First and foremost, almost all grounds at steps one and two are not ‘stadiums’. Most comprise terraces for standing with some seated areas, and in the rare case where they are all-seater then attendances usually mean they are not sold out. This ensures that social distancing is easy to implement.

The non-closed off nature of areas set aside for away fans, moreover, means that one-way systems can be easily set up to minimise contact between different six-person groups. Other anti-COVID measures such as hand sanitiser and face coverings could be made compulsory, and bars, food stalls and clubhouses could be shut if necessary. (That last point would, of course contradict with existing regulations for hospitality venues, but clubs would be more than willing to sacrifice food and drink revenue, or perhaps increase ticket prices to cover the income lost as a result, to ensure supporters’ entry.)

In any case, the proposed 30 per cent of capacity rule means that grounds would be anything but ‘major sporting events’ ‘thronged with fans’ and thus more than capable of being made as COVID-secure as possible.

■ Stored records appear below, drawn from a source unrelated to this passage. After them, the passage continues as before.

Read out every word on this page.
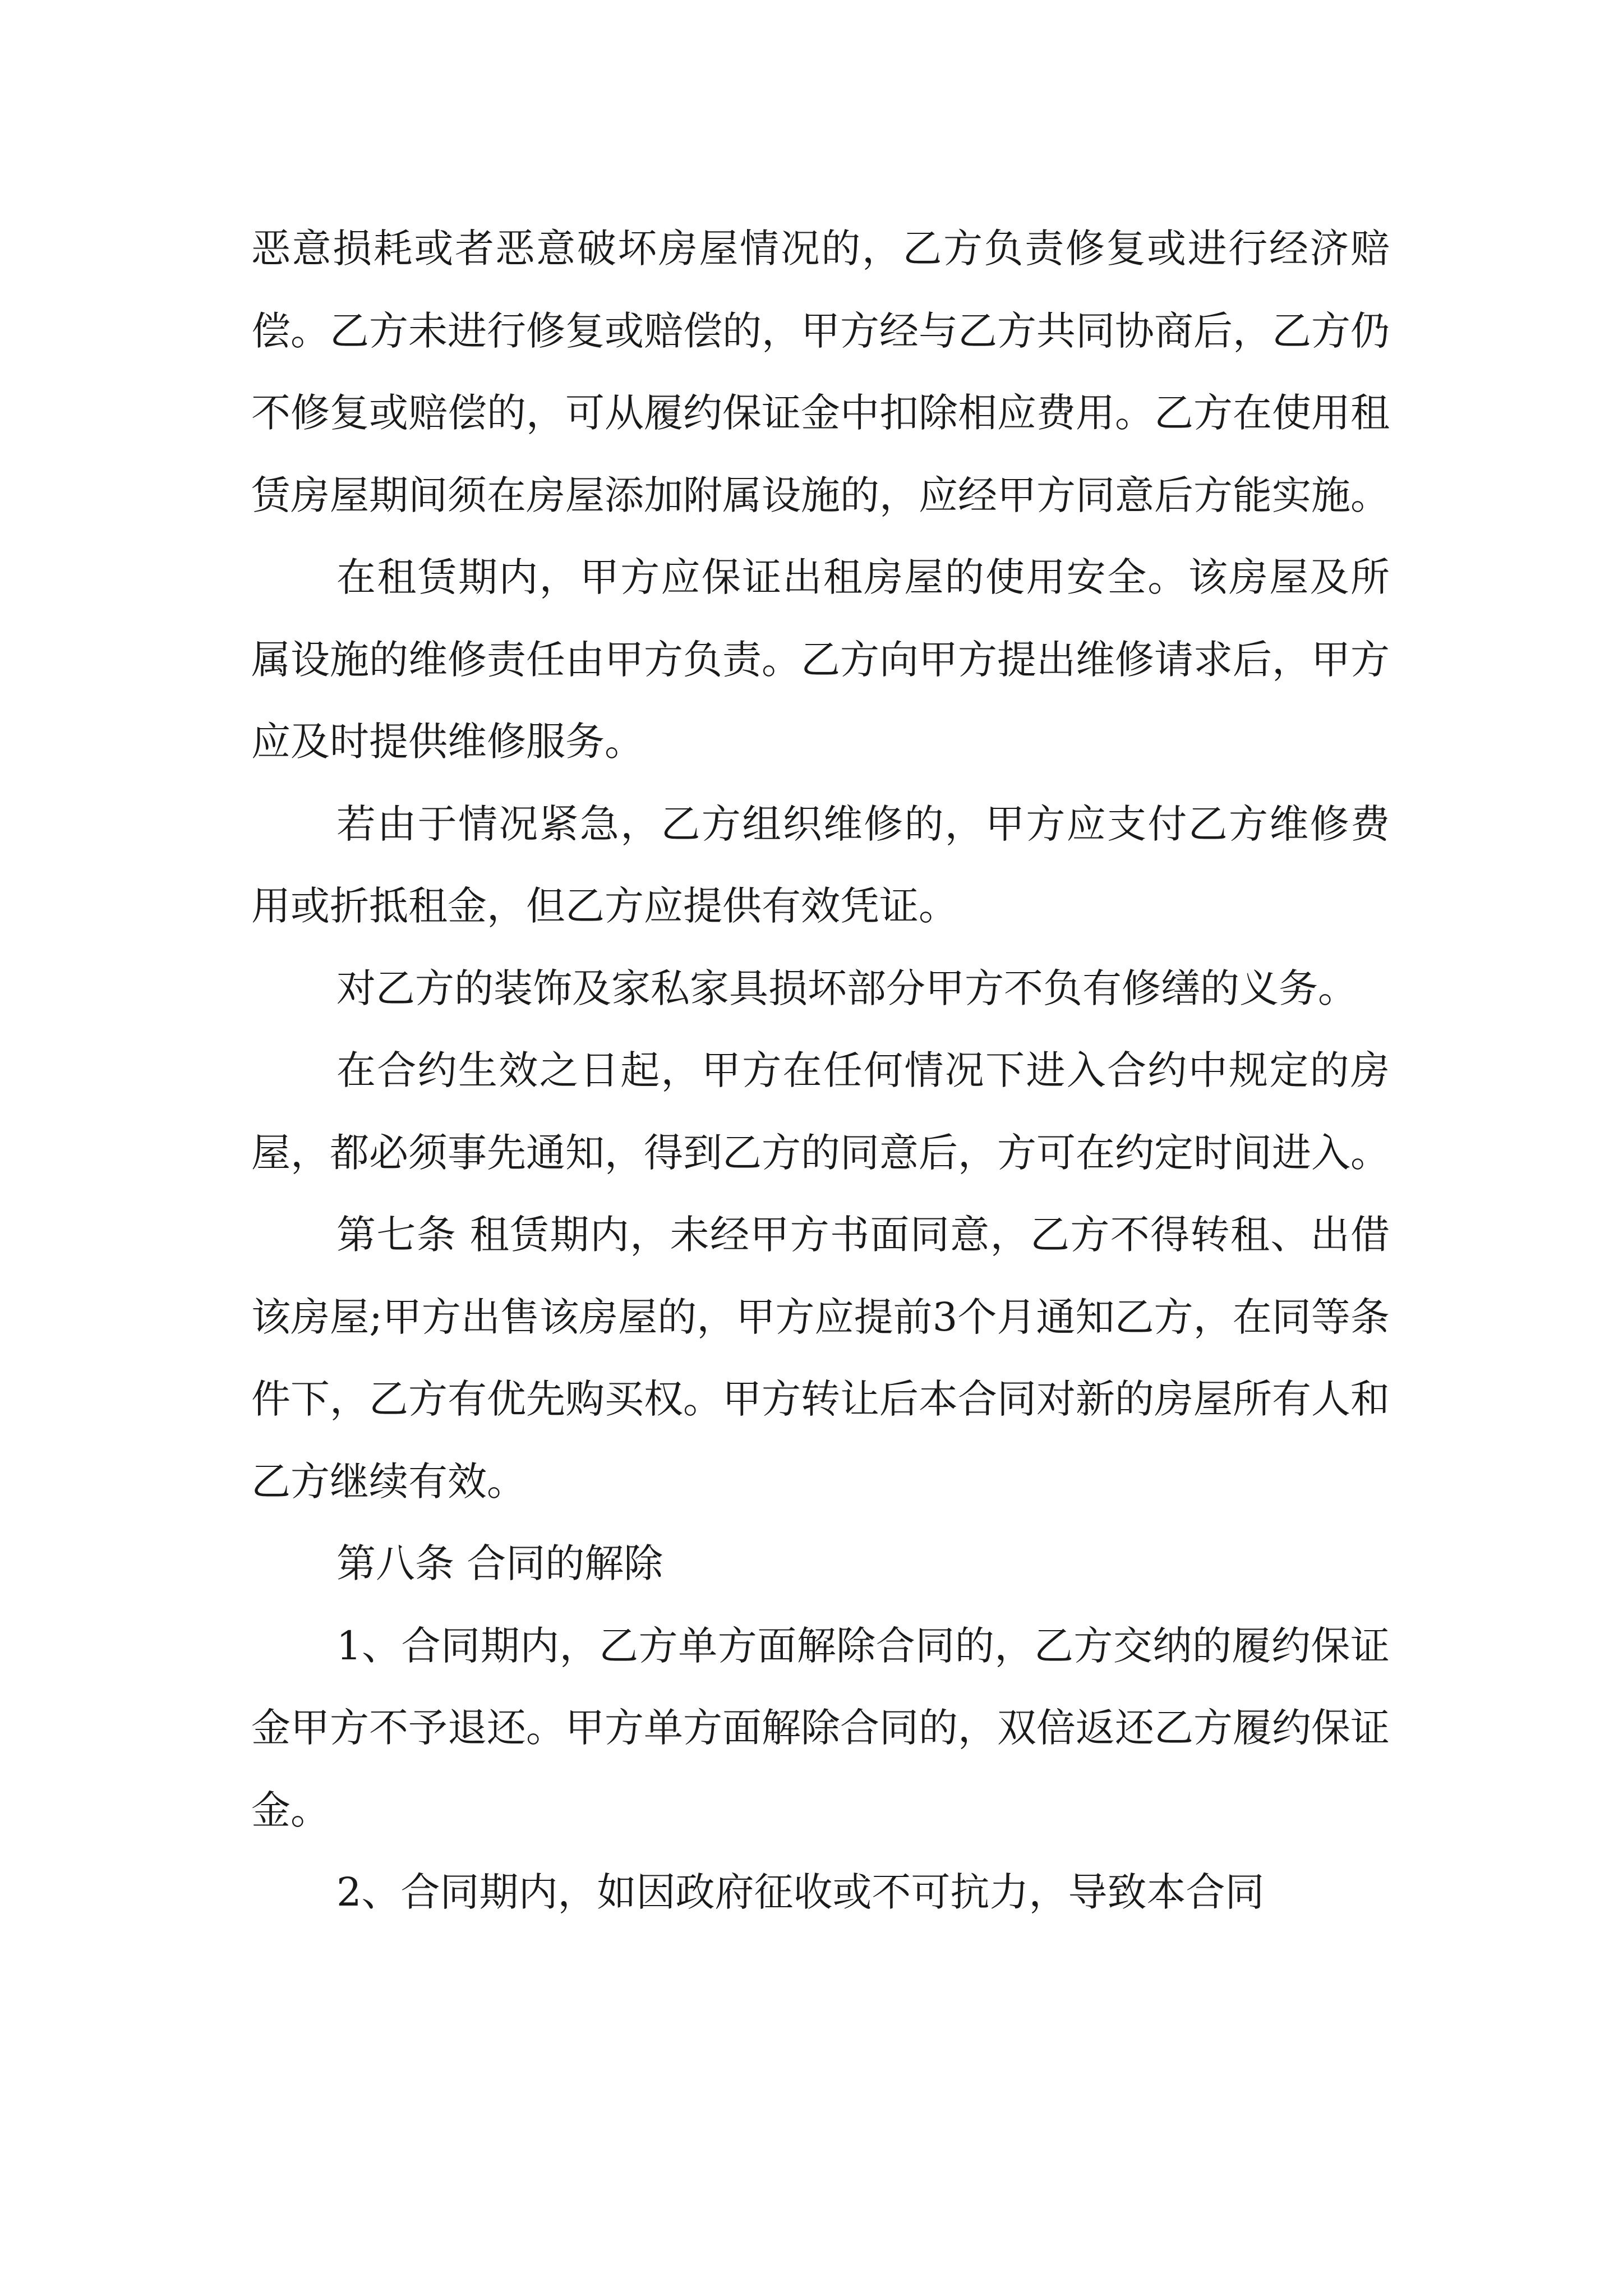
恶意损耗或者恶意破坏房屋情况的，乙方负责修复或进行经济赔偿。乙方未进行修复或赔偿的，甲方经与乙方共同协商后，乙方仍不修复或赔偿的，可从履约保证金中扣除相应费用。乙方在使用租赁房屋期间须在房屋添加附属设施的，应经甲方同意后方能实施。

在租赁期内，甲方应保证出租房屋的使用安全。该房屋及所属设施的维修责任由甲方负责。乙方向甲方提出维修请求后，甲方应及时提供维修服务。

若由于情况紧急，乙方组织维修的，甲方应支付乙方维修费用或折抵租金，但乙方应提供有效凭证。

对乙方的装饰及家私家具损坏部分甲方不负有修缮的义务。

在合约生效之日起，甲方在任何情况下进入合约中规定的房屋，都必须事先通知，得到乙方的同意后，方可在约定时间进入。

第七条 租赁期内，未经甲方书面同意，乙方不得转租、出借该房屋;甲方出售该房屋的，甲方应提前3个月通知乙方，在同等条件下，乙方有优先购买权。甲方转让后本合同对新的房屋所有人和乙方继续有效。

第八条 合同的解除

1、合同期内，乙方单方面解除合同的，乙方交纳的履约保证金甲方不予退还。甲方单方面解除合同的，双倍返还乙方履约保证金。

2、合同期内，如因政府征收或不可抗力，导致本合同
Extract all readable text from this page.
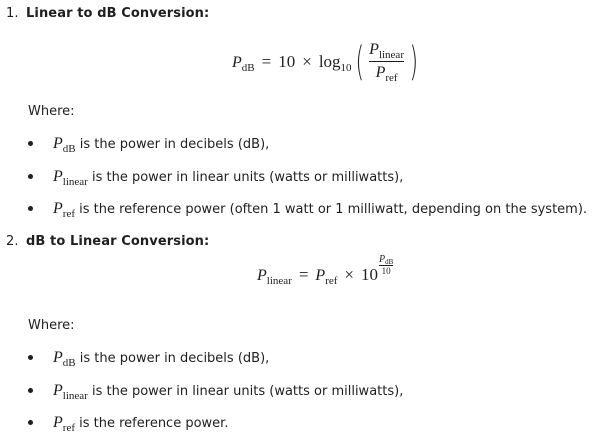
1. Linear to dB Conversion:
$P_{dB} = 10 \times \log_{10}$ ( $\frac{P_{linear}}{P_{ref}}$ )
Where:
$P_{dB}$ is the power in decibels (dB),
$P_{linear}$ is the power in linear units (watts or milliwatts),
$P_{ref}$ is the reference power (often 1 watt or 1 milliwatt, depending on the system).
2. dB to Linear Conversion:
$P_{linear} = P_{ref} \times 10$
$P_{dB}$
10
Where:
$P_{dB}$ is the power in decibels (dB),
$P_{linear}$ is the power in linear units (watts or milliwatts),
$P_{ref}$ is the reference power.
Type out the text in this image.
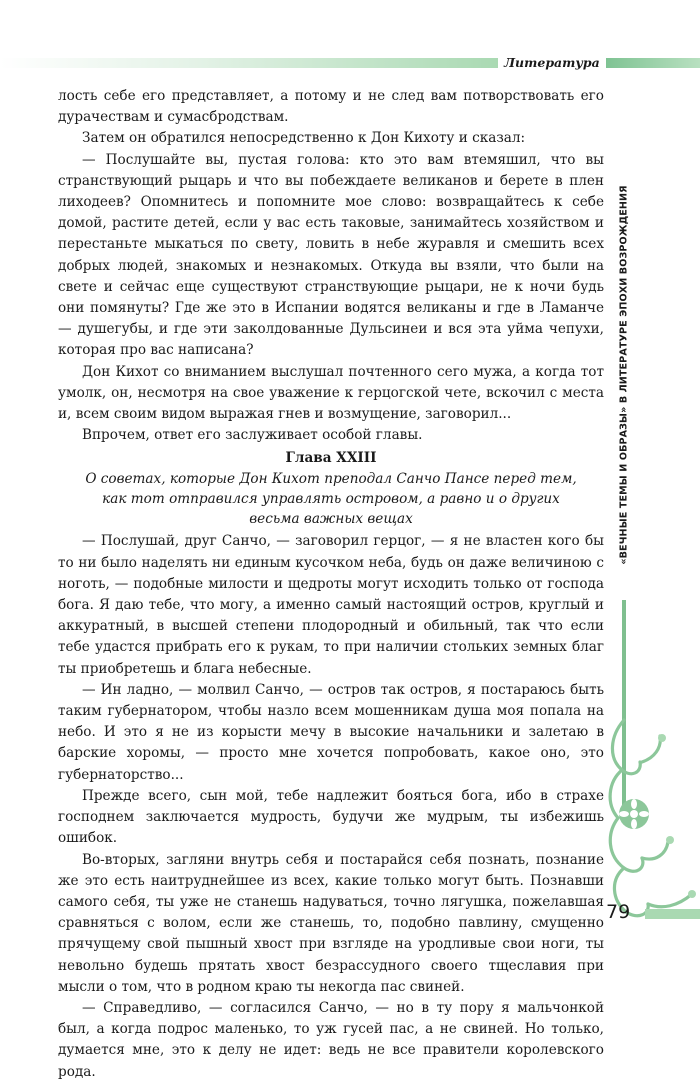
Литература

лость себе его представляет, а потому и не след вам потворствовать его дурачествам и сумасбродствам.

Затем он обратился непосредственно к Дон Кихоту и сказал:

— Послушайте вы, пустая голова: кто это вам втемяшил, что вы странствующий рыцарь и что вы побеждаете великанов и берете в плен лиходеев? Опомнитесь и попомните мое слово: возвращайтесь к себе домой, растите детей, если у вас есть таковые, занимайтесь хозяйством и перестаньте мыкаться по свету, ловить в небе журавля и смешить всех добрых людей, знакомых и незнакомых. Откуда вы взяли, что были на свете и сейчас еще существуют странствующие рыцари, не к ночи будь они помянуты? Где же это в Испании водятся великаны и где в Ламанче — душегубы, и где эти заколдованные Дульсинеи и вся эта уйма чепухи, которая про вас написана?

Дон Кихот со вниманием выслушал почтенного сего мужа, а когда тот умолк, он, несмотря на свое уважение к герцогской чете, вскочил с места и, всем своим видом выражая гнев и возмущение, заговорил...

Впрочем, ответ его заслуживает особой главы.

Глава XXIII
О советах, которые Дон Кихот преподал Санчо Пансе перед тем,
как тот отправился управлять островом, а равно и о других
весьма важных вещах

— Послушай, друг Санчо, — заговорил герцог, — я не властен кого бы то ни было наделять ни единым кусочком неба, будь он даже величиною с ноготь, — подобные милости и щедроты могут исходить только от господа бога. Я даю тебе, что могу, а именно самый настоящий остров, круглый и аккуратный, в высшей степени плодородный и обильный, так что если тебе удастся прибрать его к рукам, то при наличии стольких земных благ ты приобретешь и блага небесные.

— Ин ладно, — молвил Санчо, — остров так остров, я постараюсь быть таким губернатором, чтобы назло всем мошенникам душа моя попала на небо. И это я не из корысти мечу в высокие начальники и залетаю в барские хоромы, — просто мне хочется попробовать, какое оно, это губернаторство...

Прежде всего, сын мой, тебе надлежит бояться бога, ибо в страхе господнем заключается мудрость, будучи же мудрым, ты избежишь ошибок.

Во-вторых, загляни внутрь себя и постарайся себя познать, познание же это есть наитруднейшее из всех, какие только могут быть. Познавши самого себя, ты уже не станешь надуваться, точно лягушка, пожелавшая сравняться с волом, если же станешь, то, подобно павлину, смущенно прячущему свой пышный хвост при взгляде на уродливые свои ноги, ты невольно будешь прятать хвост безрассудного своего тщеславия при мысли о том, что в родном краю ты некогда пас свиней.

— Справедливо, — согласился Санчо, — но в ту пору я мальчонкой был, а когда подрос маленько, то уж гусей пас, а не свиней. Но только, думается мне, это к делу не идет: ведь не все правители королевского рода.

«ВЕЧНЫЕ ТЕМЫ И ОБРАЗЫ» В ЛИТЕРАТУРЕ ЭПОХИ ВОЗРОЖДЕНИЯ
79
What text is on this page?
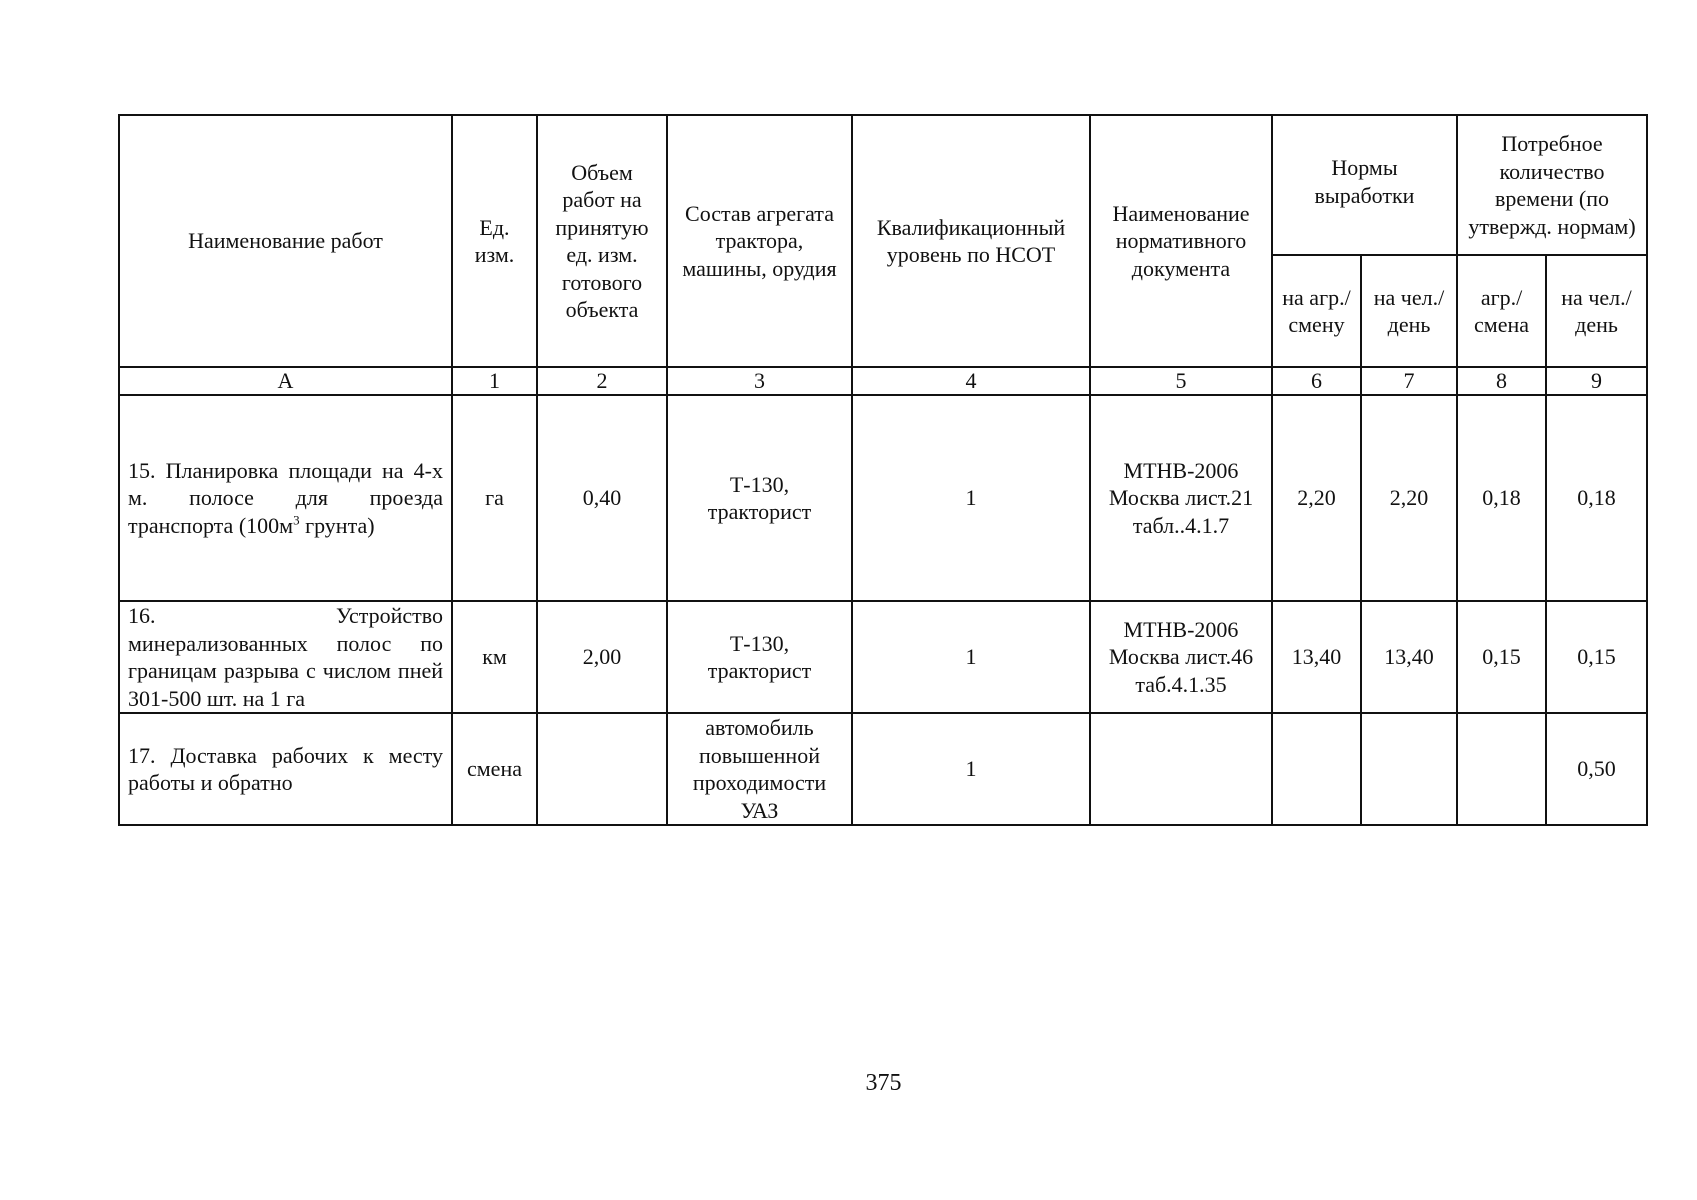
Наименование работ	Ед. изм.	Объем работ на принятую ед. изм. готового объекта	Состав агрегата трактора, машины, орудия	Квалификационный уровень по НСОТ	Наименование нормативного документа	Нормы выработки		Потребное количество времени (по утвержд. нормам)	
						на агр./ смену	на чел./ день	агр./ смена	на чел./ день
А	1	2	3	4	5	6	7	8	9
15. Планировка площади на 4-х м. полосе для проезда транспорта ($100м^3$ грунта)	га	0,40	Т-130, тракторист	1	МТНВ-2006 Москва лист.21 табл..4.1.7	2,20	2,20	0,18	0,18
16. Устройство минерализованных полос по границам разрыва с числом пней 301-500 шт. на 1 га	км	2,00	Т-130, тракторист	1	МТНВ-2006 Москва лист.46 таб.4.1.35	13,40	13,40	0,15	0,15
17. Доставка рабочих к месту работы и обратно	смена		автомобиль повышенной проходимости УАЗ	1					0,50
375
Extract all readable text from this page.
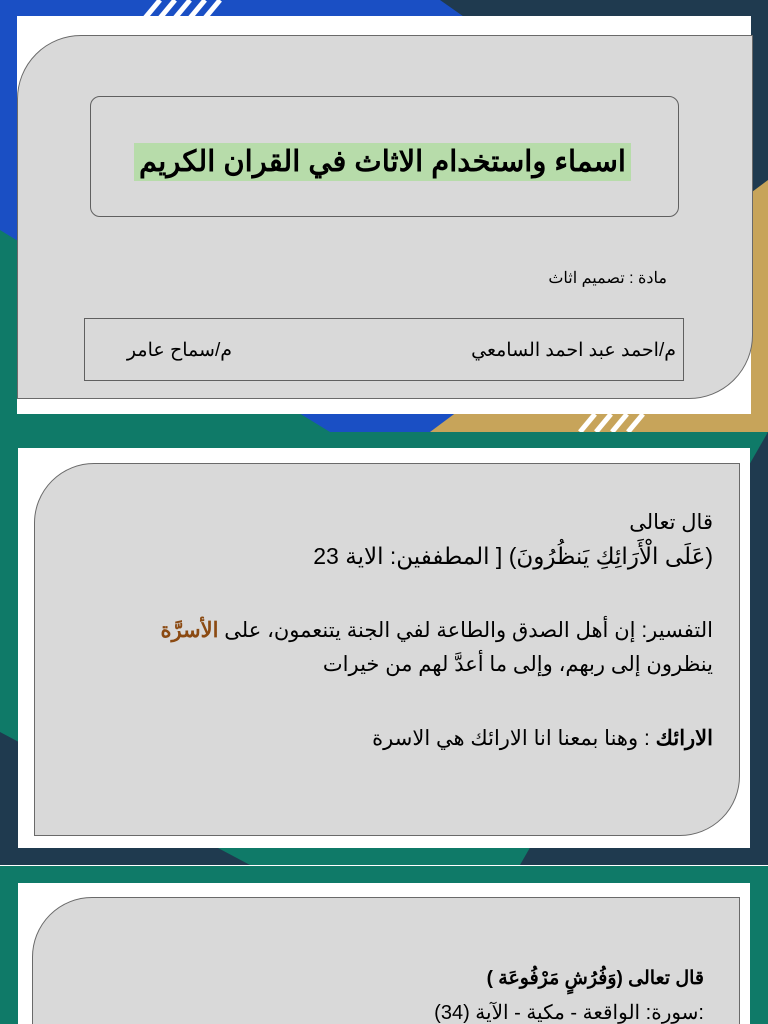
اسماء واستخدام الاثاث في القران الكريم
مادة : تصميم اثاث
م/احمد عبد احمد السامعي
م/سماح عامر
قال تعالى
(عَلَى الْأَرَائِكِ يَنظُرُونَ) [ المطففين: الاية 23
التفسير: إن أهل الصدق والطاعة لفي الجنة يتنعمون، على الأسرَّة
ينظرون إلى ربهم، وإلى ما أعدَّ لهم من خيرات
الارائك : وهنا بمعنا انا الارائك هي الاسرة
قال تعالى (وَفُرُشٍ مَرْفُوعَة )
:سورة: الواقعة - مكية - الآية (34)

It therefore appears as if the Government has gone for the nuclear option without having a full appreciation for either the facts of the situation or the implications of such an ill-thought out decision for the clubs involved.

On average, 60 per cent of a National League club’s income is made on matchdays, whether that be through tickets, food and drink, raffles or programmes. That proportion only increases for clubs at lower levels of the pyramid.

The Government has gone for the nuclear option without having a full appreciation of the facts or implications.

The financial situation for these clubs’ is a far cry from that of the Premier League and Championship, where the annual value of cushy television deals and mammoth parachute payments dwarf what the average non-league outfit makes in a decade.

And don’t be fooled by inaccurate stereotypes about overweight strikers, hoof ball tactics and nutcase centre-halves; non-league is full of talent waiting to be unearthed. Five of the most recent England squad – Dean Henderson, Danny Ings, Tyrone Mings, Jordan Pickford and Nick Pope – have played there, as have the likes of Jamie Vardy, Chris Smalling, Michail Antonio, Troy Deeney, Callum Wilson and Joe Hart.

It is therefore right that the upper echelons of English football be prepared to support their semi-professional kith and kin, but it is equally right that they should not have to do so. This is the Government’s mess, after all, and it is their responsibility to provide a support package which covers the revenue shortfalls created by an unnecessary, unintelligent and uninformed diktat.